FMCSA Extends Comment Period on Drug and Alcohol Clearing House

Originally, comments were due Monday April 21, but the agency pushed that back to May 21 in response to a petition from the Owner-Operator Independent Drivers Association.  The rule will set up a system in which everyone associated with the federal drug and alcohol testing program will have to report test results, refusals to take test and return to duty results.

The purpose is to tighten the regulatory net by preventing commercial drivers from hiding drug or alcohol violations and ensuring that carriers are meeting their responsibility to test for substance abuse.

The Owner Operators Independent Drives Association (OOIDA) said it needs more time to prepare comments on the complex proposal, not just on behalf of its general membership but also on behalf of the drug testing consortium it runs for some of its members.

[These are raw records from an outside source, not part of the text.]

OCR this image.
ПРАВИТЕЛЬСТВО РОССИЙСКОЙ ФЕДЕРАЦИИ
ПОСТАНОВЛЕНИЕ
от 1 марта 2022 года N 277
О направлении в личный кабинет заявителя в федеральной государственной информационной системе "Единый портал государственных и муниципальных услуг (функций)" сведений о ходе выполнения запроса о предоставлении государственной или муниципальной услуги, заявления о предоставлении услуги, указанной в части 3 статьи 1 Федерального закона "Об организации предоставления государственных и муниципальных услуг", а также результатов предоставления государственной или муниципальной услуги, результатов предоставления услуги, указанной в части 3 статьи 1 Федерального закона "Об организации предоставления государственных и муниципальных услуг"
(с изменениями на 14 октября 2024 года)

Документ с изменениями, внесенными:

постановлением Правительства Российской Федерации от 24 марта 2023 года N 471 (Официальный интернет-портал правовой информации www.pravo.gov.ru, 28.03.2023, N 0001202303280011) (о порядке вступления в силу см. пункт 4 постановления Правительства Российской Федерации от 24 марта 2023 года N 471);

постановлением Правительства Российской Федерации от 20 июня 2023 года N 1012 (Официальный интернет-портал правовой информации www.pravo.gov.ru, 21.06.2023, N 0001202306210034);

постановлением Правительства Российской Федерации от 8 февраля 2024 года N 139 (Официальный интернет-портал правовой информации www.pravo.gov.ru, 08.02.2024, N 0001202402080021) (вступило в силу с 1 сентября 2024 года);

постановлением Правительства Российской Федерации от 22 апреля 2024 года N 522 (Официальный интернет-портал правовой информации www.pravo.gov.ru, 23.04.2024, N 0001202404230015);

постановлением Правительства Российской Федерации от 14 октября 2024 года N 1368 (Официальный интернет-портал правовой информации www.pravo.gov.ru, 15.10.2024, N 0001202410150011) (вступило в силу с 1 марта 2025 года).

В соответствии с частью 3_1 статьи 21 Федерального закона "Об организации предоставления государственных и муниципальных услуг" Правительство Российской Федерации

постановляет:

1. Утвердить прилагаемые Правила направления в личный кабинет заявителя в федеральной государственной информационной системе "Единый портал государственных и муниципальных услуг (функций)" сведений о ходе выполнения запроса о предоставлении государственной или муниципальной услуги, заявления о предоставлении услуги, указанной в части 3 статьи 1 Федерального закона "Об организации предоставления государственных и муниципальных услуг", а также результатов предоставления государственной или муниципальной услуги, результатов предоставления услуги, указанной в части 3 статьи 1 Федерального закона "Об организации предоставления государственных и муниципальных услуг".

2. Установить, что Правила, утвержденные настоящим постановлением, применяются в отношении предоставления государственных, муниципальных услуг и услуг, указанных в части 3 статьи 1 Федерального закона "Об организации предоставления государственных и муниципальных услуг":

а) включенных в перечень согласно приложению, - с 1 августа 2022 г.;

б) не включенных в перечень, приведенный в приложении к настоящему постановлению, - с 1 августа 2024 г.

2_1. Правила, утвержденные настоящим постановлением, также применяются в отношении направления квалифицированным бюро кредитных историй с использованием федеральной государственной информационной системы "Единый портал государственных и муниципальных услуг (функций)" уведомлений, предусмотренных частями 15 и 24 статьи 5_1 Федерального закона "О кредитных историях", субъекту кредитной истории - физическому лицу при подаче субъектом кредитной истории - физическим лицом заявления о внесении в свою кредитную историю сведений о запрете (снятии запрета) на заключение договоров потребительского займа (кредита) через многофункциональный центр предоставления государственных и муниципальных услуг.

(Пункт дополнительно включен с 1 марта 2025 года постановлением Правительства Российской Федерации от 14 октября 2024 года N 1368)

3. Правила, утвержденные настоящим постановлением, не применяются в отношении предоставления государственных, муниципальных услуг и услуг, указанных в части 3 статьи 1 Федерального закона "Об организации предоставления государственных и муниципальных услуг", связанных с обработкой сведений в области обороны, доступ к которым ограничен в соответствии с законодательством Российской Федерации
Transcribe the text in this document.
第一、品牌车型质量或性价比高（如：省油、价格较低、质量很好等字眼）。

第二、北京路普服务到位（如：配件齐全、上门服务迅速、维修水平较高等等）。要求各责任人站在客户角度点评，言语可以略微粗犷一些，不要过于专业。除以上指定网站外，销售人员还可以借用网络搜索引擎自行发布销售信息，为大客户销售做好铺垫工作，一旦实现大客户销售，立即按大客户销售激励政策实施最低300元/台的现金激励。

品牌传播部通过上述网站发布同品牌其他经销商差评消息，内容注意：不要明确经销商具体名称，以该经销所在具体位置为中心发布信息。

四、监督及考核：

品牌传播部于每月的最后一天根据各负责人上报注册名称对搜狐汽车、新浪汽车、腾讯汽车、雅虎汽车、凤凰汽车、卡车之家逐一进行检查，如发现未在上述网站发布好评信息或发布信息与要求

Aurico hosted a drug testing best practices webinar last month, titled “The Latest in Workplace Drug Testing Policies,” with presenter William (Bill) Judge a guru on state regulations relating to Drug Testing policies.  The Webinar was attended by hundreds of Human Resources participants, the participants shared a common question – Medical Marijuana and legalized Marijuana what are employers legally obligated to do regarding Marijuana in the work place.  Other questions included states that allow/do not allow post-accident drug testing, which state law should an employer follow with remote employees.  Bill Judge and Aurico recommends that employers review their state specific regulations as states regulations vary.  For example some states allow post- accident drug testing for non-regulated employees and yet other states prohibit such drug tests.  Regarding medical marijuana and legalized marijuana, a best practice for an employer would be to review their current drug testing policy and make sure to include a statement that all illegal drugs are prohibited in the work place including medical marijuana. 

The good news for employers is that so far the courts are finding cases in favor of the employer when challenged by an employee for testing positive for medical marijuana such as in the Colorado case in Colorado District Court, Curry v. MillerCOORS, the court held that the protected activity had to be lawful at both the state and federal level. Since marijuana is still illegal per se under federal law, the state protection for “lawful” activity failed.  In a California case Ross v Ragingwire, this case similar to the Colorado case the Supreme court explained “no state law could completely legalize marijuana for medical purposes because the drug remains illegal under federal law.” 

Even with these cases in favor of employers, it is still imperative to make sure your policies are clear on your prohibitions and that you have your policies are reviewed by outside counsel or by an expert in state specific employment drug testing regulations.